Oltre 32.000: è questo il numero di strutture del settore alberghiero in Italia. Un numero che fa del nostro Paese il più grande mercato europeo in termini di offerta turistica. E un record che attira molti investitori, i quali, per il 2023, si dichiarano pronti a investire una cifra che raggiunge i 100 milioni di euro. Non a caso, entro la fine del 2023 oltre il 40% delle strutture alberghiere italiane prevede una crescita di fatturato tra il 3% e il 12%, in molti casi quindi, superiore al tasso di inflazione. È quanto emerge dal report “Italian Hospitality Market”, lo studio condotto da Deloitte su oltre 400 attori dell’industria alberghiera italiana.
«Dall’analisi emerge uno scenario molto positivo per quanto riguarda il mercato alberghiero italiano: i gruppi già presenti sul territorio nazionale stanno cercando di ampliare la loro presenza, mentre gli altri cercano di fare il loro primo ingresso nel mercato con l’obiettivo di crescere rapidamente», dichiara Angela D’Amico, Partner e Real Estate Sector Leader di Deloitte Italia.

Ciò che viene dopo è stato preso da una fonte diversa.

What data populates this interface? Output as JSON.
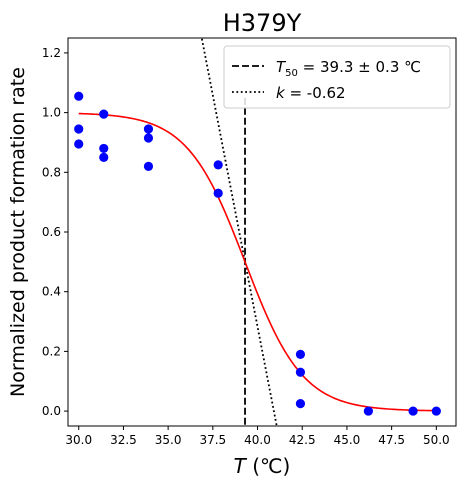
{
  "chart_data": {
    "type": "scatter",
    "title": "H379Y",
    "xlabel": {
      "italic": "T",
      "rest": " (℃)"
    },
    "ylabel": "Normalized product formation rate",
    "xlim": [
      29.4,
      51.1
    ],
    "ylim": [
      -0.05,
      1.25
    ],
    "xticks": [
      "30.0",
      "32.5",
      "35.0",
      "37.5",
      "40.0",
      "42.5",
      "45.0",
      "47.5",
      "50.0"
    ],
    "yticks": [
      "0.0",
      "0.2",
      "0.4",
      "0.6",
      "0.8",
      "1.0",
      "1.2"
    ],
    "grid": false,
    "legend_position": "top-right",
    "legend": [
      {
        "style": "dashed",
        "sym": "T",
        "sub": "50",
        "text": " = 39.3 ± 0.3 ℃"
      },
      {
        "style": "dotted",
        "sym": "k",
        "sub": "",
        "text": " = -0.62"
      }
    ],
    "points": [
      {
        "x": 30.0,
        "y": 1.055
      },
      {
        "x": 30.0,
        "y": 0.945
      },
      {
        "x": 30.0,
        "y": 0.895
      },
      {
        "x": 31.4,
        "y": 0.995
      },
      {
        "x": 31.4,
        "y": 0.88
      },
      {
        "x": 31.4,
        "y": 0.85
      },
      {
        "x": 33.9,
        "y": 0.945
      },
      {
        "x": 33.9,
        "y": 0.915
      },
      {
        "x": 33.9,
        "y": 0.82
      },
      {
        "x": 37.8,
        "y": 0.825
      },
      {
        "x": 37.8,
        "y": 0.73
      },
      {
        "x": 42.4,
        "y": 0.19
      },
      {
        "x": 42.4,
        "y": 0.13
      },
      {
        "x": 42.4,
        "y": 0.025
      },
      {
        "x": 46.2,
        "y": 0.0
      },
      {
        "x": 48.7,
        "y": 0.0
      },
      {
        "x": 50.0,
        "y": 0.0
      }
    ],
    "fit": {
      "t50": 39.3,
      "k": 0.62,
      "top": 1.0,
      "bottom": 0.0,
      "x_range": [
        30.0,
        50.0
      ]
    },
    "t50_line": {
      "x": 39.3,
      "y_top": 1.05
    },
    "slope_line": {
      "x0": 39.3,
      "y0": 0.5,
      "slope": -0.31
    },
    "colors": {
      "points": "#0000ff",
      "fit": "#ff0000",
      "lines": "#000000"
    }
  }
}
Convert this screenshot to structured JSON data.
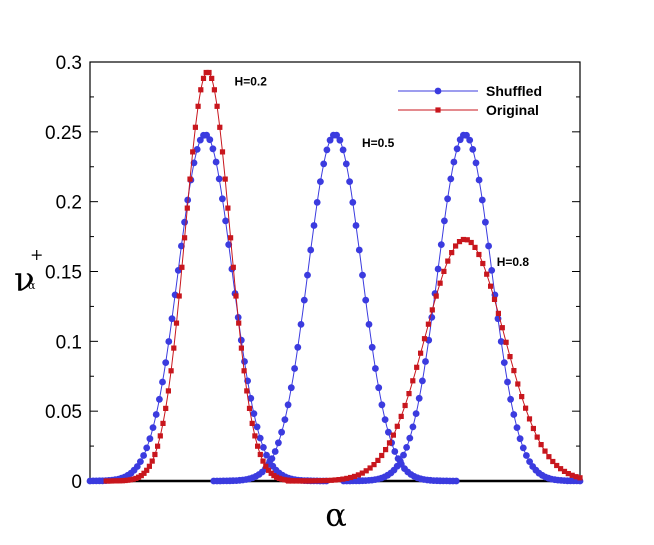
{
  "chart_data": {
    "type": "line",
    "title": "",
    "xlabel": "α",
    "ylabel": "ν",
    "ylabel_superscript": "+",
    "ylabel_subscript": "α",
    "xlim": [
      0,
      1
    ],
    "ylim": [
      0,
      0.3
    ],
    "y_ticks": [
      "0",
      "0.05",
      "0.1",
      "0.15",
      "0.2",
      "0.25",
      "0.3"
    ],
    "grid": false,
    "legend_position": "top-right",
    "colors": {
      "shuffled": "#3b3bdf",
      "original": "#c8161d"
    },
    "series": [
      {
        "name": "Shuffled",
        "marker": "circle",
        "peaks": [
          {
            "center": 0.235,
            "height": 0.248,
            "width": 0.055
          },
          {
            "center": 0.5,
            "height": 0.248,
            "width": 0.055
          },
          {
            "center": 0.765,
            "height": 0.248,
            "width": 0.055
          }
        ]
      },
      {
        "name": "Original",
        "marker": "square",
        "peaks": [
          {
            "center": 0.24,
            "height": 0.293,
            "width": 0.046
          },
          {
            "center": 0.765,
            "height": 0.173,
            "width": 0.08
          }
        ]
      }
    ],
    "annotations": [
      {
        "text": "H=0.2",
        "x": 0.295,
        "y": 0.283
      },
      {
        "text": "H=0.5",
        "x": 0.555,
        "y": 0.239
      },
      {
        "text": "H=0.8",
        "x": 0.83,
        "y": 0.154
      }
    ]
  }
}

Le differenze tra aree geografiche

Per quanto riguarda le aree geografiche di maggiore interesse, Nord e Centro Italia vengono preferite dal 58% degli investitori in cerca di asset con rendimenti più stabili, mentre l’86% dei gruppi alberghieri intervistati hanno espresso la propria preferenza per il Centro e il Sud, in quanto rappresentano mercati meno saturi. Le città principali, come Roma, Milano, Firenze e Venezia, sono le mete più ambite sia da investitori che dai gruppi alberghieri, seguite dalle località “Sun & Sand” e dai laghi. Per le altre località, invece, si rileva una difformità di preferenze: gli investitori hanno mostrato un interesse maggiore verso hotel situati in città primarie e in prossimità di mare, seguite dai laghi, con preferenze rispettivamente del 88%, 67% e 38% mentre i gruppi alberghieri sono attratti da investimenti nelle città secondarie.

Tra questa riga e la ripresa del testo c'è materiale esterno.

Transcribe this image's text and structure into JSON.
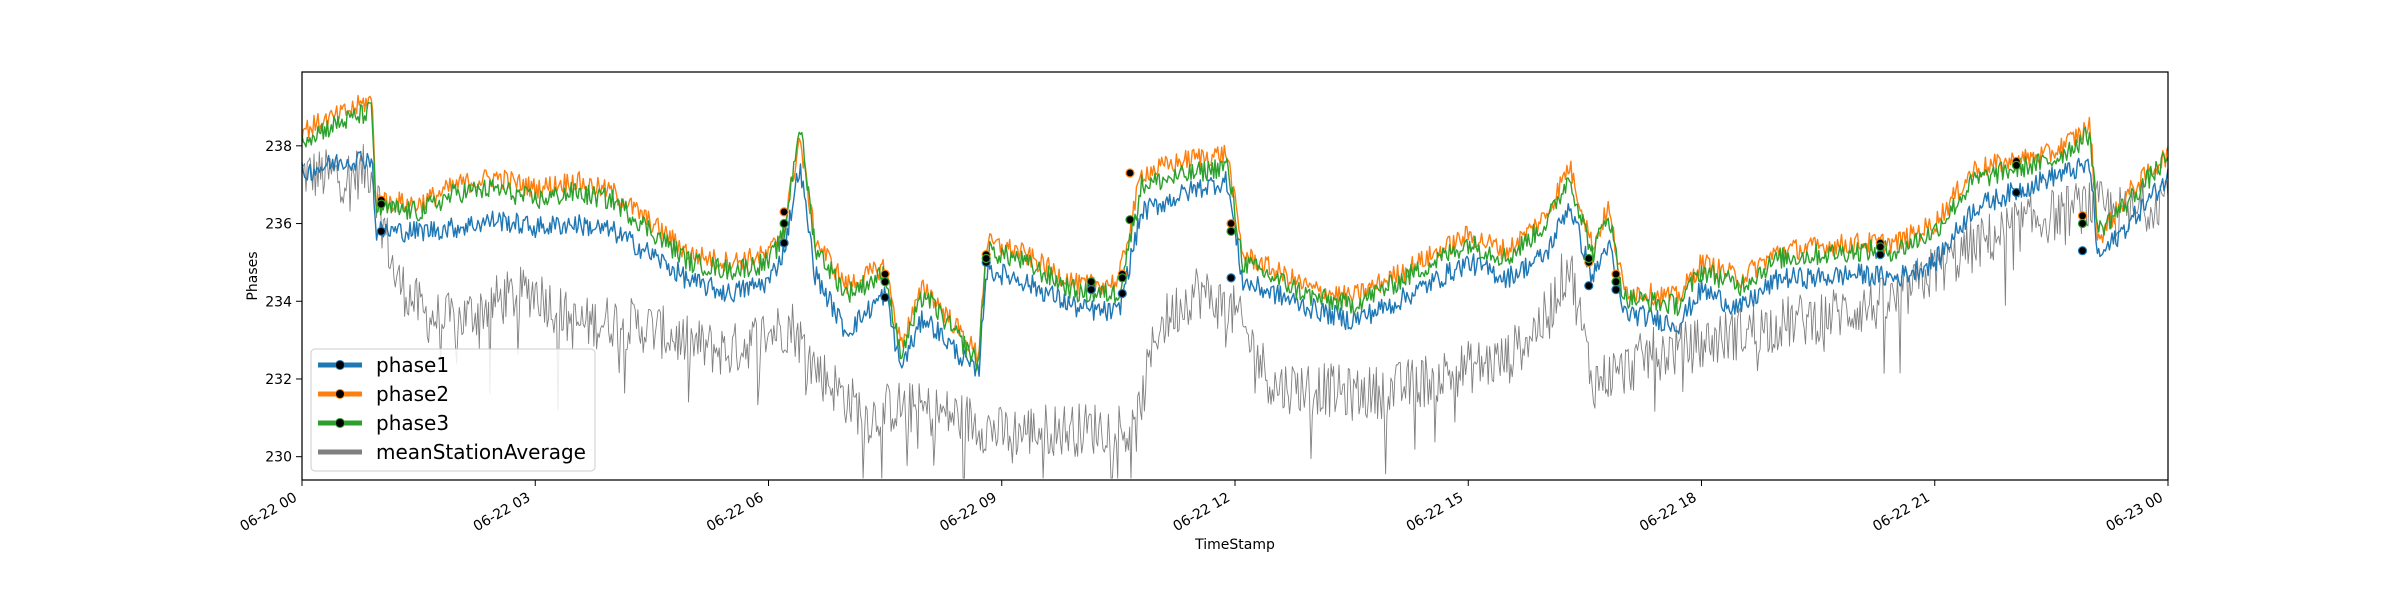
{
  "chart_data": {
    "type": "line",
    "title": "",
    "xlabel": "TimeStamp",
    "ylabel": "Phases",
    "xlim": [
      "06-22 00",
      "06-23 00"
    ],
    "ylim": [
      229.4,
      239.9
    ],
    "grid": false,
    "legend_position": "lower-left",
    "x_tick_labels": [
      "06-22 00",
      "06-22 03",
      "06-22 06",
      "06-22 09",
      "06-22 12",
      "06-22 15",
      "06-22 18",
      "06-22 21",
      "06-23 00"
    ],
    "x_ticks_hours": [
      0,
      3,
      6,
      9,
      12,
      15,
      18,
      21,
      24
    ],
    "y_tick_labels": [
      "230",
      "232",
      "234",
      "236",
      "238"
    ],
    "y_ticks": [
      230,
      232,
      234,
      236,
      238
    ],
    "series": [
      {
        "name": "phase1",
        "color": "#1f77b4",
        "x_hours": [
          0,
          0.5,
          0.9,
          0.95,
          1.5,
          2,
          2.5,
          3,
          3.5,
          4,
          4.5,
          5,
          5.5,
          6,
          6.2,
          6.4,
          6.6,
          7,
          7.5,
          7.7,
          8,
          8.7,
          8.8,
          9.2,
          10,
          10.5,
          10.8,
          11.5,
          11.9,
          12.1,
          12.5,
          13,
          13.5,
          14,
          15,
          15.5,
          16,
          16.3,
          16.6,
          16.8,
          17,
          17.3,
          17.7,
          18,
          18.5,
          19,
          19.5,
          20,
          20.5,
          21,
          21.5,
          22,
          22.5,
          23,
          23.1,
          23.5,
          24
        ],
        "values": [
          237.3,
          237.6,
          237.7,
          235.8,
          235.8,
          235.9,
          236.1,
          235.9,
          236.0,
          235.8,
          235.2,
          234.5,
          234.2,
          234.5,
          235.3,
          237.5,
          234.7,
          233.2,
          234.2,
          232.3,
          233.6,
          232.1,
          234.8,
          234.6,
          233.8,
          233.7,
          236.3,
          236.9,
          237.1,
          234.5,
          234.2,
          233.8,
          233.5,
          233.9,
          235.0,
          234.6,
          235.2,
          236.5,
          234.6,
          235.5,
          233.7,
          233.6,
          233.4,
          234.3,
          233.8,
          234.6,
          234.6,
          234.7,
          234.6,
          235.0,
          236.4,
          236.8,
          237.2,
          237.5,
          235.1,
          236.0,
          237.2
        ],
        "markers": [
          [
            1.02,
            235.8
          ],
          [
            6.2,
            235.5
          ],
          [
            7.5,
            234.1
          ],
          [
            8.8,
            235.0
          ],
          [
            10.15,
            234.3
          ],
          [
            10.55,
            234.2
          ],
          [
            11.95,
            234.6
          ],
          [
            16.55,
            234.4
          ],
          [
            16.9,
            234.3
          ],
          [
            20.3,
            235.2
          ],
          [
            22.05,
            236.8
          ],
          [
            22.9,
            235.3
          ]
        ]
      },
      {
        "name": "phase2",
        "color": "#ff7f0e",
        "x_hours": [
          0,
          0.5,
          0.9,
          0.95,
          1.5,
          2,
          2.5,
          3,
          3.5,
          4,
          4.5,
          5,
          5.5,
          6,
          6.2,
          6.4,
          6.6,
          7,
          7.5,
          7.7,
          8,
          8.7,
          8.8,
          9.2,
          10,
          10.5,
          10.8,
          11.5,
          11.9,
          12.1,
          12.5,
          13,
          13.5,
          14,
          15,
          15.5,
          16,
          16.3,
          16.6,
          16.8,
          17,
          17.3,
          17.7,
          18,
          18.5,
          19,
          19.5,
          20,
          20.5,
          21,
          21.5,
          22,
          22.5,
          23,
          23.1,
          23.5,
          24
        ],
        "values": [
          238.4,
          238.8,
          239.2,
          236.6,
          236.5,
          237.0,
          237.2,
          236.9,
          237.1,
          236.8,
          236.0,
          235.2,
          235.0,
          235.2,
          235.9,
          238.2,
          235.6,
          234.4,
          234.9,
          232.9,
          234.4,
          232.6,
          235.5,
          235.3,
          234.4,
          234.5,
          237.3,
          237.7,
          237.8,
          235.2,
          234.8,
          234.3,
          234.1,
          234.6,
          235.7,
          235.3,
          236.2,
          237.5,
          235.4,
          236.4,
          234.3,
          234.2,
          234.1,
          235.0,
          234.6,
          235.3,
          235.4,
          235.5,
          235.5,
          236.0,
          237.4,
          237.6,
          237.8,
          238.5,
          235.6,
          236.8,
          237.8
        ],
        "markers": [
          [
            1.02,
            236.6
          ],
          [
            6.2,
            236.3
          ],
          [
            7.5,
            234.7
          ],
          [
            8.8,
            235.2
          ],
          [
            10.15,
            234.4
          ],
          [
            10.55,
            234.7
          ],
          [
            10.65,
            237.3
          ],
          [
            11.95,
            236.0
          ],
          [
            16.55,
            235.0
          ],
          [
            16.9,
            234.7
          ],
          [
            20.3,
            235.5
          ],
          [
            22.05,
            237.6
          ],
          [
            22.9,
            236.2
          ]
        ]
      },
      {
        "name": "phase3",
        "color": "#2ca02c",
        "x_hours": [
          0,
          0.5,
          0.9,
          0.95,
          1.5,
          2,
          2.5,
          3,
          3.5,
          4,
          4.5,
          5,
          5.5,
          6,
          6.2,
          6.4,
          6.6,
          7,
          7.5,
          7.7,
          8,
          8.7,
          8.8,
          9.2,
          10,
          10.5,
          10.8,
          11.5,
          11.9,
          12.1,
          12.5,
          13,
          13.5,
          14,
          15,
          15.5,
          16,
          16.3,
          16.6,
          16.8,
          17,
          17.3,
          17.7,
          18,
          18.5,
          19,
          19.5,
          20,
          20.5,
          21,
          21.5,
          22,
          22.5,
          23,
          23.1,
          23.5,
          24
        ],
        "values": [
          238.2,
          238.6,
          238.9,
          236.4,
          236.3,
          236.8,
          236.9,
          236.6,
          236.8,
          236.6,
          235.8,
          235.0,
          234.8,
          235.0,
          235.7,
          238.6,
          235.4,
          234.2,
          234.7,
          232.6,
          234.2,
          232.4,
          235.3,
          235.1,
          234.2,
          234.2,
          237.0,
          237.3,
          237.5,
          235.0,
          234.6,
          234.1,
          233.9,
          234.4,
          235.5,
          235.1,
          236.0,
          237.2,
          235.2,
          236.3,
          234.1,
          234.0,
          233.9,
          234.8,
          234.4,
          235.1,
          235.2,
          235.3,
          235.3,
          235.8,
          237.1,
          237.4,
          237.6,
          238.3,
          235.8,
          236.6,
          237.7
        ],
        "markers": [
          [
            1.02,
            236.5
          ],
          [
            6.2,
            236.0
          ],
          [
            7.5,
            234.5
          ],
          [
            8.8,
            235.1
          ],
          [
            10.15,
            234.5
          ],
          [
            10.55,
            234.6
          ],
          [
            10.65,
            236.1
          ],
          [
            11.95,
            235.8
          ],
          [
            16.55,
            235.1
          ],
          [
            16.9,
            234.5
          ],
          [
            20.3,
            235.4
          ],
          [
            22.05,
            237.5
          ],
          [
            22.9,
            236.0
          ]
        ]
      },
      {
        "name": "meanStationAverage",
        "color": "#808080",
        "x_hours": [
          0,
          0.5,
          0.9,
          1.2,
          1.6,
          2.0,
          2.5,
          3.0,
          3.5,
          4.0,
          4.5,
          5.0,
          5.5,
          6.0,
          6.3,
          6.6,
          7.0,
          7.3,
          7.6,
          8.0,
          8.5,
          9.0,
          9.5,
          10.0,
          10.5,
          10.7,
          11.0,
          11.5,
          12.0,
          12.5,
          13.0,
          13.5,
          14.0,
          14.5,
          15.0,
          15.5,
          16.0,
          16.3,
          16.6,
          16.8,
          17.0,
          17.3,
          17.8,
          18.0,
          18.5,
          19.0,
          19.5,
          20.0,
          20.5,
          21.0,
          21.5,
          22.0,
          22.5,
          23.0,
          23.5,
          24
        ],
        "values": [
          237.3,
          237.2,
          237.4,
          234.6,
          233.6,
          233.5,
          234.0,
          234.3,
          233.4,
          233.5,
          233.3,
          232.9,
          232.7,
          233.2,
          233.4,
          232.3,
          231.5,
          231.0,
          231.3,
          231.2,
          231.0,
          230.6,
          230.7,
          230.7,
          230.8,
          230.5,
          233.3,
          234.3,
          233.7,
          231.8,
          231.8,
          231.6,
          231.7,
          232.0,
          232.3,
          232.5,
          233.6,
          235.0,
          231.9,
          232.1,
          232.2,
          232.6,
          232.8,
          232.9,
          233.2,
          233.4,
          233.6,
          233.8,
          234.0,
          234.8,
          235.4,
          235.9,
          236.2,
          236.5,
          236.2,
          236.8
        ]
      }
    ]
  }
}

I differenti modelli gestionali

L’indagine offre anche un’analisi dettagliata dei diversi modelli gestionali alberghieri adottati, tra i quali emerge quello a Gestione Diretta e il management agreement che registrano una percentuale pari al 33%. Tuttavia, l’ingresso di nuovi investitori con capitali importanti sta facendo aumentare la diffusione del Management Contract. Dal punto di vista della proprietà, uno dei principali vantaggi di tale modello consiste nel potersi servire di un Know-How specialistico di settore, promuovendo e commercializzando la propria struttura attraverso canali internazionali e un marchio riconosciuto dal mercato. Di contro, lo svantaggio principale è legato al rischio di impresa, che esercita un peso ancora importante nella scelta della formula di management, disincentivando i proprietari delle strutture ad adottare questo modello.

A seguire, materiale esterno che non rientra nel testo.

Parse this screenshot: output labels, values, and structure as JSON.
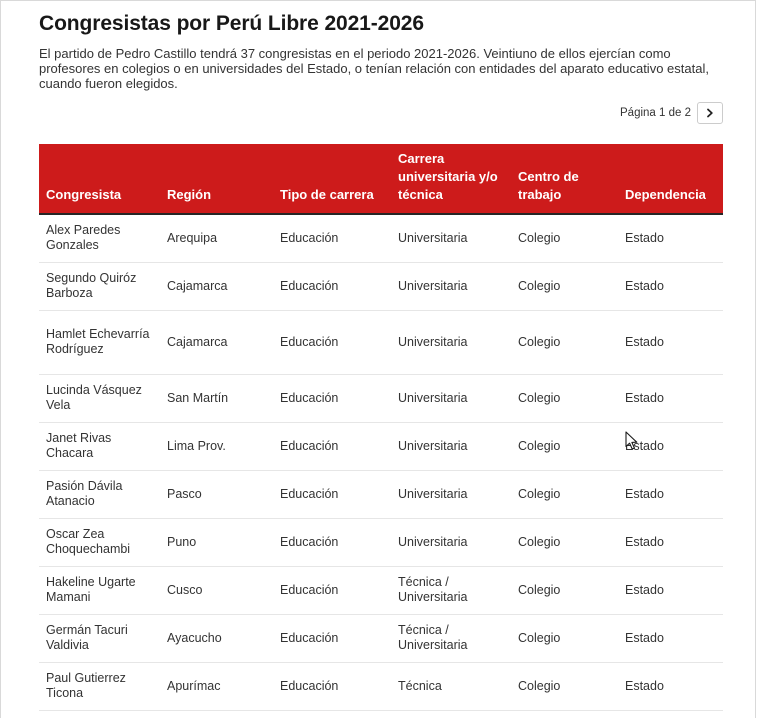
{
  "header": {
    "title": "Congresistas por Perú Libre 2021-2026",
    "description": "El partido de Pedro Castillo tendrá 37 congresistas en el periodo 2021-2026. Veintiuno de ellos ejercían como profesores en colegios o en universidades del Estado, o tenían relación con entidades del aparato educativo estatal, cuando fueron elegidos."
  },
  "pagination": {
    "label": "Página 1 de 2",
    "next_icon": "chevron-right-icon"
  },
  "table": {
    "columns": [
      "Congresista",
      "Región",
      "Tipo de carrera",
      "Carrera universitaria y/o técnica",
      "Centro de trabajo",
      "Dependencia"
    ],
    "rows": [
      [
        "Alex Paredes Gonzales",
        "Arequipa",
        "Educación",
        "Universitaria",
        "Colegio",
        "Estado"
      ],
      [
        "Segundo Quiróz Barboza",
        "Cajamarca",
        "Educación",
        "Universitaria",
        "Colegio",
        "Estado"
      ],
      [
        "Hamlet Echevarría Rodríguez",
        "Cajamarca",
        "Educación",
        "Universitaria",
        "Colegio",
        "Estado"
      ],
      [
        "Lucinda Vásquez Vela",
        "San Martín",
        "Educación",
        "Universitaria",
        "Colegio",
        "Estado"
      ],
      [
        "Janet Rivas Chacara",
        "Lima Prov.",
        "Educación",
        "Universitaria",
        "Colegio",
        "Estado"
      ],
      [
        "Pasión Dávila Atanacio",
        "Pasco",
        "Educación",
        "Universitaria",
        "Colegio",
        "Estado"
      ],
      [
        "Oscar Zea Choquechambi",
        "Puno",
        "Educación",
        "Universitaria",
        "Colegio",
        "Estado"
      ],
      [
        "Hakeline Ugarte Mamani",
        "Cusco",
        "Educación",
        "Técnica / Universitaria",
        "Colegio",
        "Estado"
      ],
      [
        "Germán Tacuri Valdivia",
        "Ayacucho",
        "Educación",
        "Técnica / Universitaria",
        "Colegio",
        "Estado"
      ],
      [
        "Paul Gutierrez Ticona",
        "Apurímac",
        "Educación",
        "Técnica",
        "Colegio",
        "Estado"
      ]
    ]
  },
  "colors": {
    "header_bg": "#cd1b1b",
    "header_text": "#ffffff",
    "title_text": "#181818",
    "body_text": "#333333"
  }
}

«Il settore si trova di fronte a un contesto particolarmente positivo, in cui convergono gli interessi di tutti i player coinvolti: gli investitori pronti a destinare importanti capitali al mercato alberghiero italiano, i gruppi sempre più intenzionati a espandersi nel Paese e i direttori dei singoli hotel che vedono con grande ottimismo l’aumento delle performance gestionali nei prossimi anni», commenta D’Amico. «Nonostante vi siano alcuni aspetti che possono minacciare questa crescita, tra i quali l’aumento dei costi energetici, il deterioramento delle condizioni di credito, le difficoltà di reperimento di personale qualificato e l’inflazione che influisce sugli investimenti, ci sono tutti i presupposti affinché le strutture del Bel Paese possano migliorare la propria competitività con i player più importanti a livello mondiale», conclude la Real Estate Sector Leader di Deloitte.